What is the impact of “shadow sovereign” global corporations on the economies of Southern nations?

Close to a trillion dollars is being siphoned out of the Southern Hemisphere every year. Not all of this is due to misbehavior on the part of corporations – crime, corruption and local elites are also to blame, but according to the watchdog NGO Global Financial Integrity, “Concerted action is needed by the international community to assist all developing nations in curtailing the phenomenon of ‘trade misinvoicing’ (i.e. trade fraud) which moves up to 80 percent of all illicit funds offshore.”

“Transfer pricing” allows companies, usually quite legally, to put their profits in countries with low or nonexistent tax rates and their losses in high-tax jurisdictions. The top transnational accountancy firms help them do it. Incoming funds such as development aid and worker remittances are dwarfed by these outflows.

You devote a chapter to the impact of the annual Davos gathering. Why is the elitist, neoliberal, corporatist agenda of the “Davos class,” as you call them, so threatening?

What I call the “Davos class” is a genuine social class and should be recognized as such by sociologist and economists – the nomadic, multinational 1 percent of 1 percent with its own class markers: same schools, clubs, multiple residencies, communication in English, watering holes and get-togethers like the January Davos meeting itself, more formally known as the World Economic Forum. Nearly everyone knows about that meeting – and hardly anyone has heard of the WEF “Global Redesign Initiative.” That’s what I describe in the book. According to Davos, multilateralism is dead, long live multistakeholder-ism – mostly corporations.
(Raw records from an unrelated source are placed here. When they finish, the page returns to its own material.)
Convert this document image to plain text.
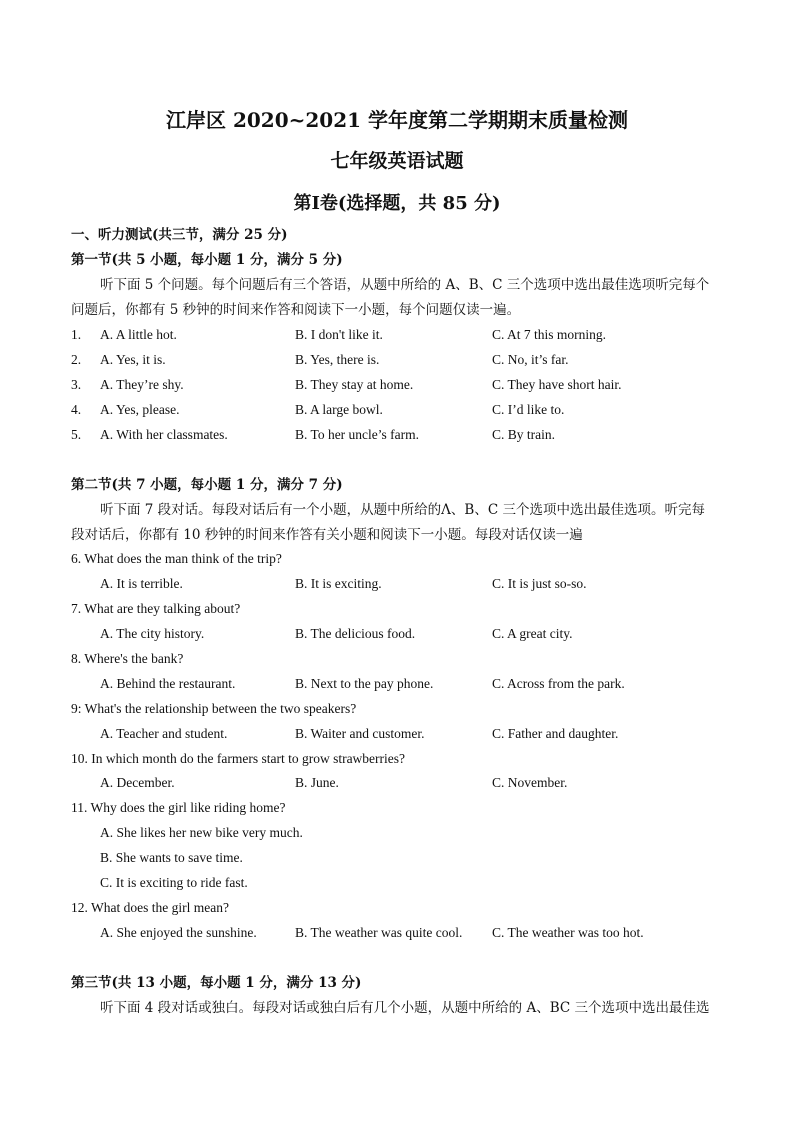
江岸区 2020~2021 学年度第二学期期末质量检测
七年级英语试题
第Ⅰ卷(选择题，共 85 分)
一、听力测试(共三节，满分 25 分)
第一节(共 5 小题，每小题 1 分，满分 5 分)
听下面 5 个问题。每个问题后有三个答语，从题中所给的 A、B、C 三个选项中选出最佳选项听完每个
问题后，你都有 5 秒钟的时间来作答和阅读下一小题，每个问题仅读一遍。
1. A. A little hot.	B. I don't like it.	C. At 7 this morning.
2. A. Yes, it is.	B. Yes, there is.	C. No, it’s far.
3. A. They’re shy.	B. They stay at home.	C. They have short hair.
4. A. Yes, please.	B. A large bowl.	C. I’d like to.
5. A. With her classmates.	B. To her uncle’s farm.	C. By train.
第二节(共 7 小题，每小题 1 分，满分 7 分)
听下面 7 段对话。每段对话后有一个小题，从题中所给的Λ、B、C 三个选项中选出最佳选项。听完每
段对话后，你都有 10 秒钟的时间来作答有关小题和阅读下一小题。每段对话仅读一遍
6. What does the man think of the trip?
A. It is terrible.	B. It is exciting.	C. It is just so-so.
7. What are they talking about?
A. The city history.	B. The delicious food.	C. A great city.
8. Where's the bank?
A. Behind the restaurant.	B. Next to the pay phone.	C. Across from the park.
9: What's the relationship between the two speakers?
A. Teacher and student.	B. Waiter and customer.	C. Father and daughter.
10. In which month do the farmers start to grow strawberries?
A. December.	B. June.	C. November.
11. Why does the girl like riding home?
A. She likes her new bike very much.
B. She wants to save time.
C. It is exciting to ride fast.
12. What does the girl mean?
A. She enjoyed the sunshine.	B. The weather was quite cool. C. The weather was too hot.
第三节(共 13 小题，每小题 1 分，满分 13 分)
听下面 4 段对话或独白。每段对话或独白后有几个小题，从题中所给的 A、BC 三个选项中选出最佳选
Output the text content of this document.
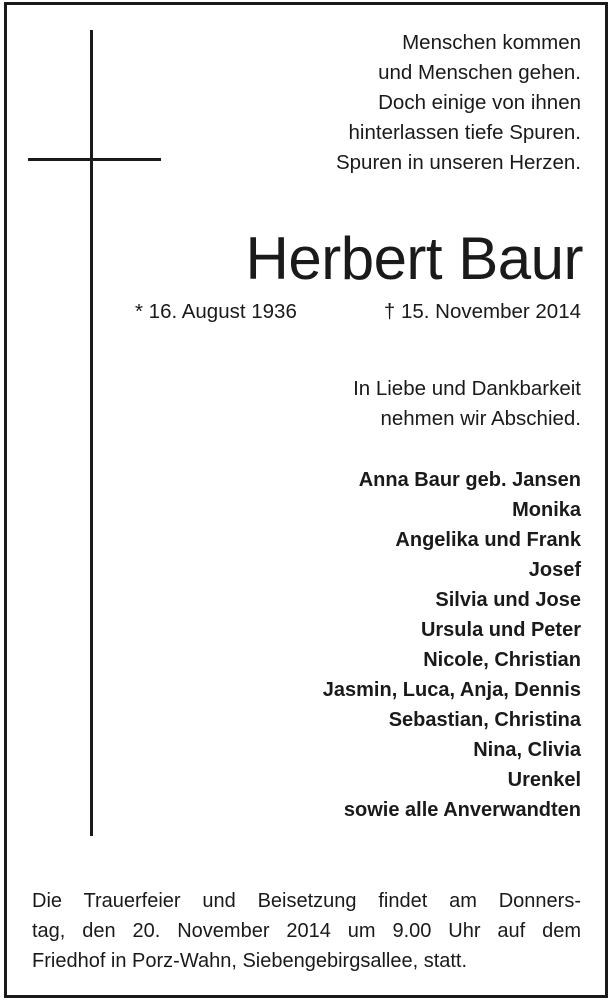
Menschen kommen
und Menschen gehen.
Doch einige von ihnen
hinterlassen tiefe Spuren.
Spuren in unseren Herzen.
Herbert Baur
* 16. August 1936	† 15. November 2014
In Liebe und Dankbarkeit
nehmen wir Abschied.
Anna Baur geb. Jansen
Monika
Angelika und Frank
Josef
Silvia und Jose
Ursula und Peter
Nicole, Christian
Jasmin, Luca, Anja, Dennis
Sebastian, Christina
Nina, Clivia
Urenkel
sowie alle Anverwandten
Die Trauerfeier und Beisetzung findet am Donners-
tag, den 20. November 2014 um 9.00 Uhr auf dem
Friedhof in Porz-Wahn, Siebengebirgsallee, statt.
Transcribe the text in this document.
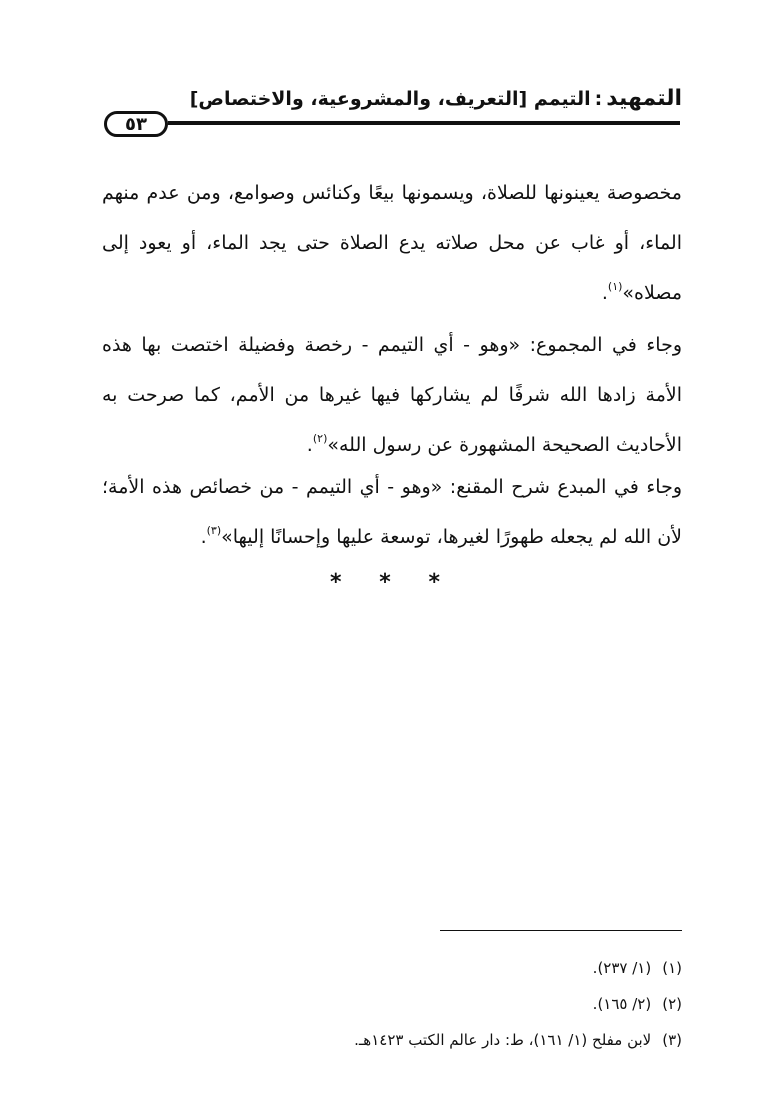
التمهيد:التيمم [التعريف، والمشروعية، والاختصاص]
٥٣

مخصوصة يعينونها للصلاة، ويسمونها بيعًا وكنائس وصوامع، ومن عدم منهم الماء، أو غاب عن محل صلاته يدع الصلاة حتى يجد الماء، أو يعود إلى مصلاه»$^{(١)}$.

وجاء في المجموع: «وهو - أي التيمم - رخصة وفضيلة اختصت بها هذه الأمة زادها الله شرفًا لم يشاركها فيها غيرها من الأمم، كما صرحت به الأحاديث الصحيحة المشهورة عن رسول الله»$^{(٢)}$.

وجاء في المبدع شرح المقنع: «وهو - أي التيمم - من خصائص هذه الأمة؛ لأن الله لم يجعله طهورًا لغيرها، توسعة عليها وإحسانًا إليها»$^{(٣)}$.

* * *
(١) (١/ ٢٣٧).
(٢) (٢/ ١٦٥).
(٣) لابن مفلح (١/ ١٦١)، ط: دار عالم الكتب ١٤٢٣هـ.
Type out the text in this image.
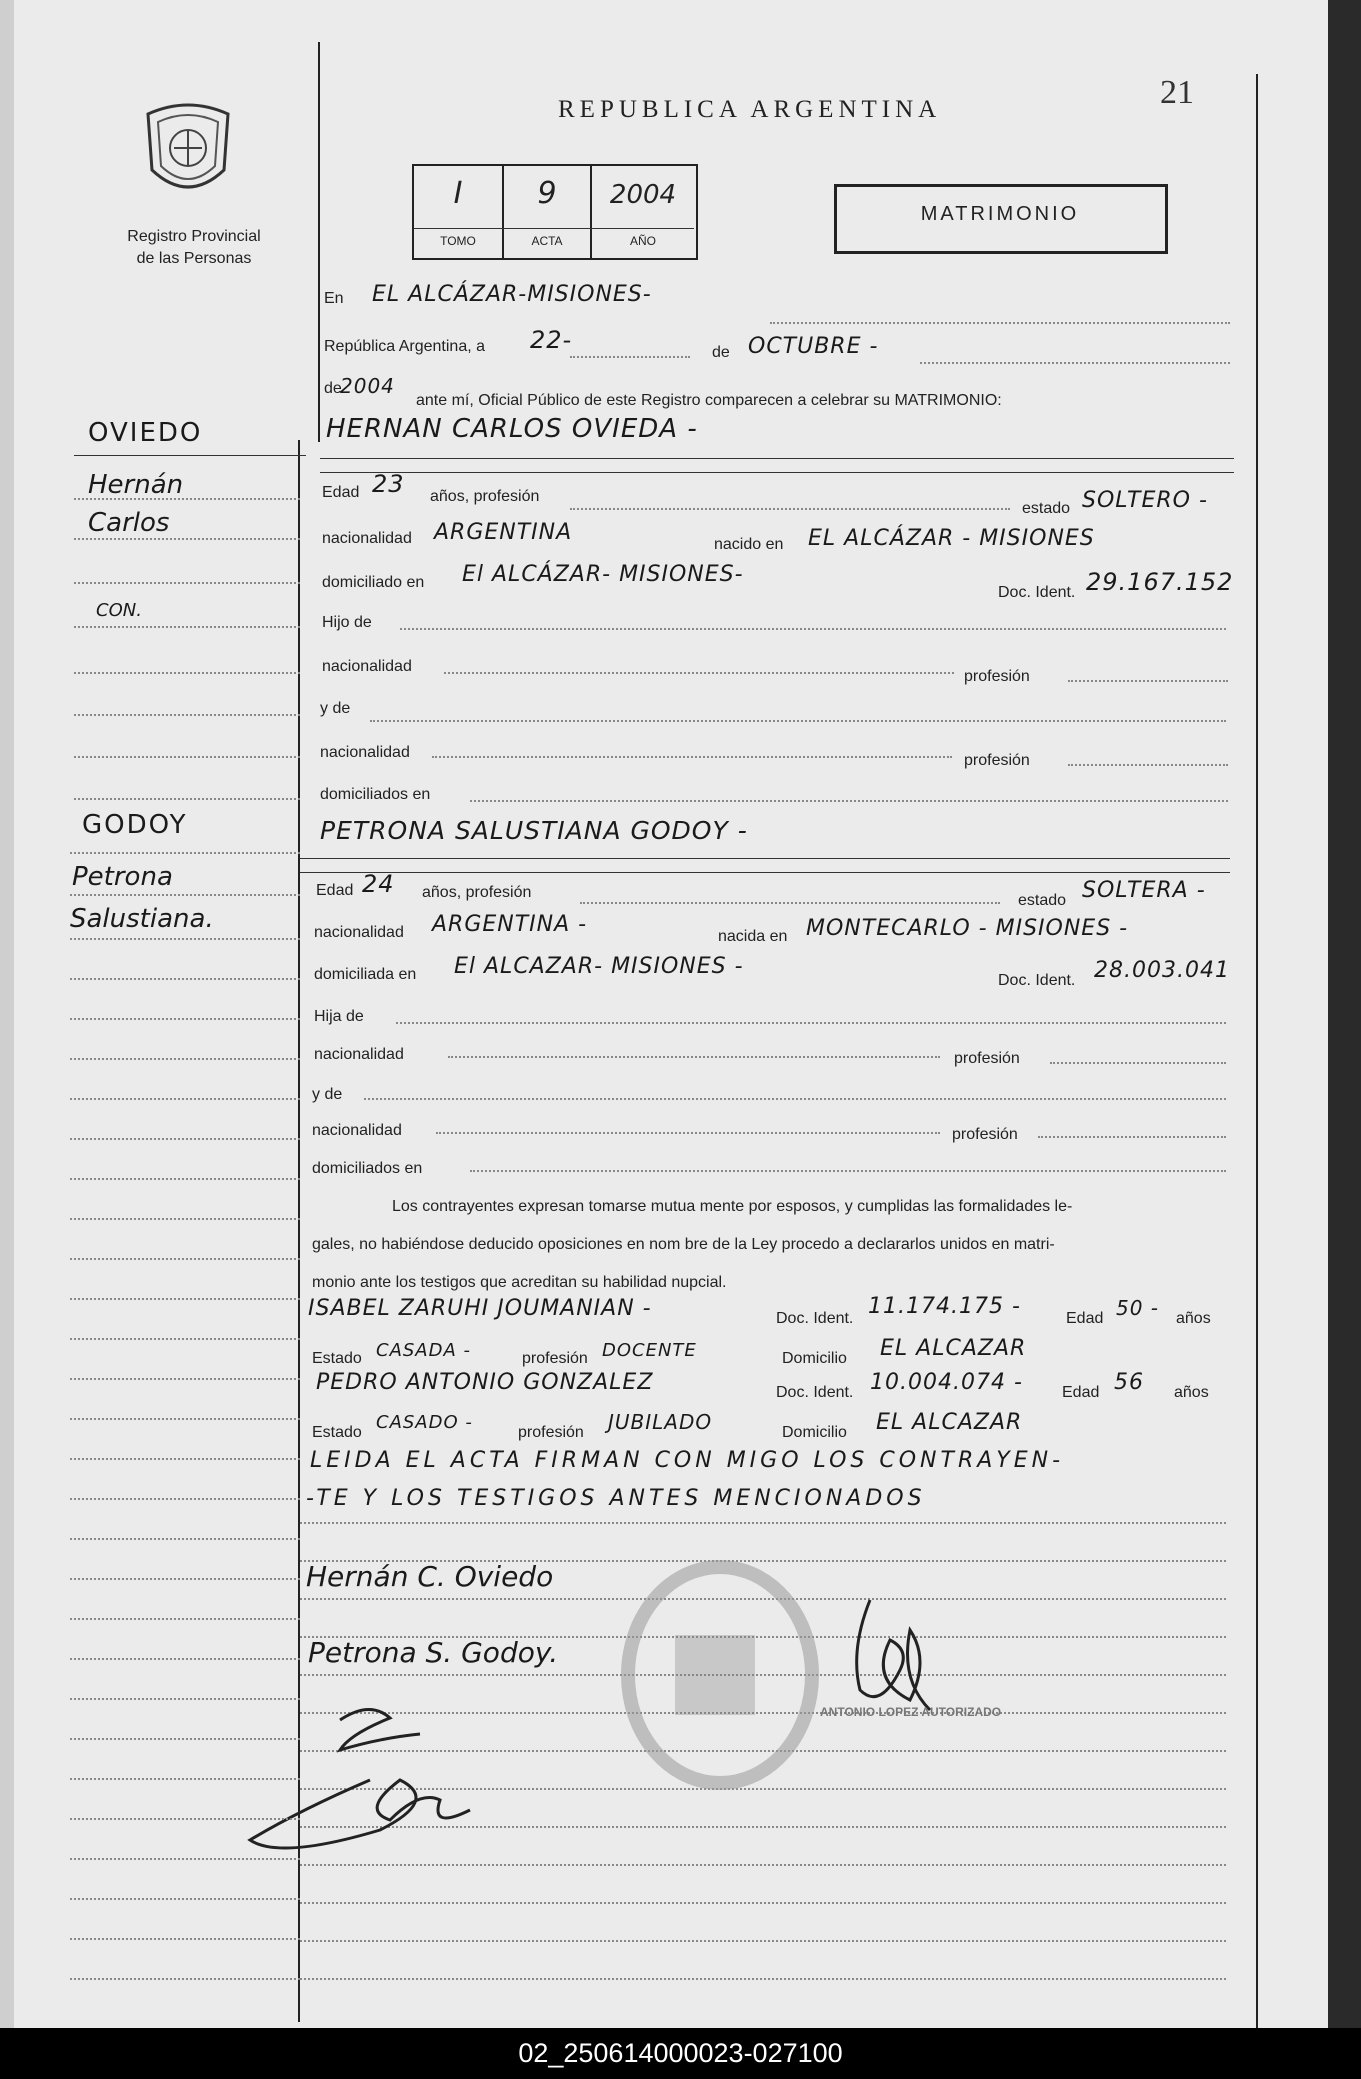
Registro Provincial
de las Personas
REPUBLICA ARGENTINA	21
I	9	2004
TOMO	ACTA	AÑO
MATRIMONIO
En EL ALCÁZAR-MISIONES-
República Argentina, a 22-	de OCTUBRE -
de
2004
ante mí, Oficial Público de este Registro comparecen a celebrar su MATRIMONIO:
HERNAN CARLOS OVIEDA -
Edad 23 años, profesión
estado SOLTERO -
nacionalidad ARGENTINA	nacido en EL ALCÁZAR - MISIONES
domiciliado en El ALCÁZAR- MISIONES-
Doc. Ident. 29.167.152
Hijo de
nacionalidad
profesión
y de
nacionalidad	profesión
domiciliados en
PETRONA SALUSTIANA GODOY -
Edad 24 años, profesión	estado SOLTERA -
nacionalidad ARGENTINA -	nacida en MONTECARLO - MISIONES -
domiciliada en El ALCAZAR- MISIONES -
Doc. Ident. 28.003.041
Hija de
nacionalidad	profesión
y de
nacionalidad	profesión
domiciliados en
Los contrayentes expresan tomarse mutua mente por esposos, y cumplidas las formalidades le-
gales, no habiéndose deducido oposiciones en nom bre de la Ley procedo a declararlos unidos en matri-
monio ante los testigos que acreditan su habilidad nupcial.
ISABEL ZARUHI JOUMANIAN -	Doc. Ident. 11.174.175 -	Edad 50 - años
Estado CASADA -	profesión DOCENTE	Domicilio EL ALCAZAR
PEDRO ANTONIO GONZALEZ	Doc. Ident. 10.004.074 - Edad 56 años
Estado CASADO -	profesión JUBILADO	Domicilio EL ALCAZAR
LEIDA EL ACTA FIRMAN CON MIGO LOS CONTRAYEN-
-TE Y LOS TESTIGOS ANTES MENCIONADOS
Hernán C. Oviedo
Petrona S. Godoy.
ANTONIO LOPEZ AUTORIZADO
OVIEDO
Hernán
Carlos
CON.
GODOY
Petrona
Salustiana.
02_250614000023-027100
You and I are not “stakeholders” unless Davos says we are. The term, much used in the EU and the US, has handily displaced “citizens.” Governments are no longer good at fixing anything – so hand over problem solving worldwide and in all areas to those who are.

Can you describe the Transnational Institute that you have been associated with for decades?

Here is what we say about ourselves: The Transnational Institute (TNI) is an international research and advocacy institute committed to building a just, democratic and sustainable world. For more than 40 years, TNI has served as a unique nexus between social movements, engaged scholars and policy makers.

I would add to that that we come from all over the world and we are “scholar-activists” – that’s the description I apply to myself, along with “knowledge worker” – all of us are active in social movements in our own countries. The minimalist description that goes with our brand-new logo is “ideas into movement” and it’s an inspiring place – my intellectual home for 40 years and I’m proud to be its president.

You were born and raised in the United States, but have lived most of your life in France. Do you see any distinctions between the US and the German-led Northern nations of the European Union toward the global corporate and financial policies of the World Bank, the International Monetary Fund and the superseding of sovereignty by corporations?

Where corporate power and neoliberal doctrine are concerned, the US has always been the leader. It started the whole neoliberal movement, which really took off in the 1970s; it invented “structural adjustment” policies for the [global] South at the same time: These are now called simply “austerity” policies and are applied in most European countries, including the UK. US policy still dominates in the World Bank and the IMF.

I’m eternally grateful to France where I was able to work for two higher degrees including a Ph.D. virtually free of charge and where my husband died despite excellent care after an illness that lasted a year and a half – which would have been ruinous had we lived in the United States. We continue to have better health and education policies and decent labor laws here than in the US, but all our social gains in Europe since the end of World War II are now under threat and being rapidly eroded. Don’t let anyone tell you France is a genuinely “socialist” country despite the name of the governing party.